In brief, Euro-American knowledge production should be treated as Dipesh Chakrabarty argued, as necessary but not sufficient. This is the core meaning of “provincializing Europe.” In this spirit, we can scrutinize scholars’ positions after Gaza just as scholars were scrutinized after the Second World War. However, I fear a “populist” tendency that seeks to discard modernity and the universality of human rights in response to such inquiries and contradictions. I would remind any Western scholar advocating against domestic violence against women in the Middle East today that they should also have spoken out against Israel’s mass killing of civilian women in Gaza (if they have not already done so).

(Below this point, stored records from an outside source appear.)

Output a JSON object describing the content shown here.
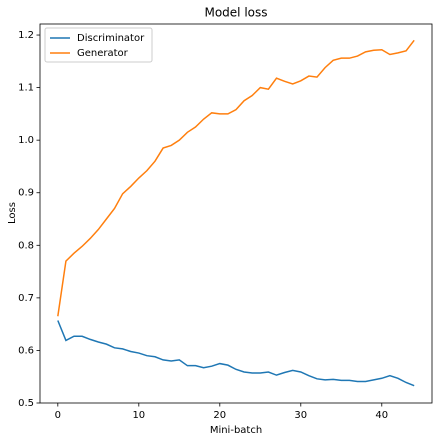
{
  "chart_data": {
    "type": "line",
    "title": "Model loss",
    "xlabel": "Mini-batch",
    "ylabel": "Loss",
    "x": [
      0,
      1,
      2,
      3,
      4,
      5,
      6,
      7,
      8,
      9,
      10,
      11,
      12,
      13,
      14,
      15,
      16,
      17,
      18,
      19,
      20,
      21,
      22,
      23,
      24,
      25,
      26,
      27,
      28,
      29,
      30,
      31,
      32,
      33,
      34,
      35,
      36,
      37,
      38,
      39,
      40,
      41,
      42,
      43,
      44
    ],
    "series": [
      {
        "name": "Discriminator",
        "color": "#1f77b4",
        "values": [
          0.657,
          0.619,
          0.627,
          0.627,
          0.621,
          0.616,
          0.612,
          0.605,
          0.603,
          0.598,
          0.595,
          0.59,
          0.588,
          0.582,
          0.58,
          0.582,
          0.571,
          0.571,
          0.567,
          0.57,
          0.575,
          0.572,
          0.564,
          0.559,
          0.557,
          0.557,
          0.559,
          0.553,
          0.558,
          0.562,
          0.559,
          0.552,
          0.546,
          0.544,
          0.545,
          0.543,
          0.543,
          0.541,
          0.541,
          0.544,
          0.547,
          0.552,
          0.547,
          0.539,
          0.533
        ]
      },
      {
        "name": "Generator",
        "color": "#ff7f0e",
        "values": [
          0.665,
          0.77,
          0.785,
          0.798,
          0.813,
          0.83,
          0.85,
          0.87,
          0.898,
          0.912,
          0.928,
          0.942,
          0.96,
          0.985,
          0.99,
          1.0,
          1.015,
          1.025,
          1.04,
          1.052,
          1.05,
          1.05,
          1.058,
          1.075,
          1.085,
          1.1,
          1.097,
          1.118,
          1.112,
          1.107,
          1.113,
          1.122,
          1.12,
          1.138,
          1.152,
          1.156,
          1.156,
          1.16,
          1.168,
          1.171,
          1.172,
          1.163,
          1.166,
          1.17,
          1.19
        ]
      }
    ],
    "xlim": [
      -2.2,
      46.2
    ],
    "xticks": [
      0,
      10,
      20,
      30,
      40
    ],
    "ylim": [
      0.5,
      1.221
    ],
    "yticks": [
      0.5,
      0.6,
      0.7,
      0.8,
      0.9,
      {
        "value": 1,
        "label": "1.0"
      },
      1.1,
      1.2
    ],
    "legend": "upper left",
    "grid": false
  }
}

Similarly, because European politics and its organic intellectuals have lost their authority, referentiality, and even credibility, I would now engage more with African and Latin American human rights scholars and activists, who better understand and address human suffering than their European counterparts—particularly those from Germany, the UK, and France, who often fund human rights organizations in the Global South. In this way, we can recognize the importance of certain topics that are particularly significant to Europeans (e.g., domestic violence), while other issues (e.g., mass human rights violations against colonized subjects) receive less attention. In this context, examining African or Latin American human rights agendas becomes especially relevant. Only by disentangling the universality of human rights—embodied, for instance, by the Universal Declaration of Human Rights—from Euro-American mainstream politics, both past and present, can that universality be preserved. This is how we can begin to work on what Hashas called “overlapping civilization”.
Sari Hanafi is a Professor of Sociology at the American University of Beirut.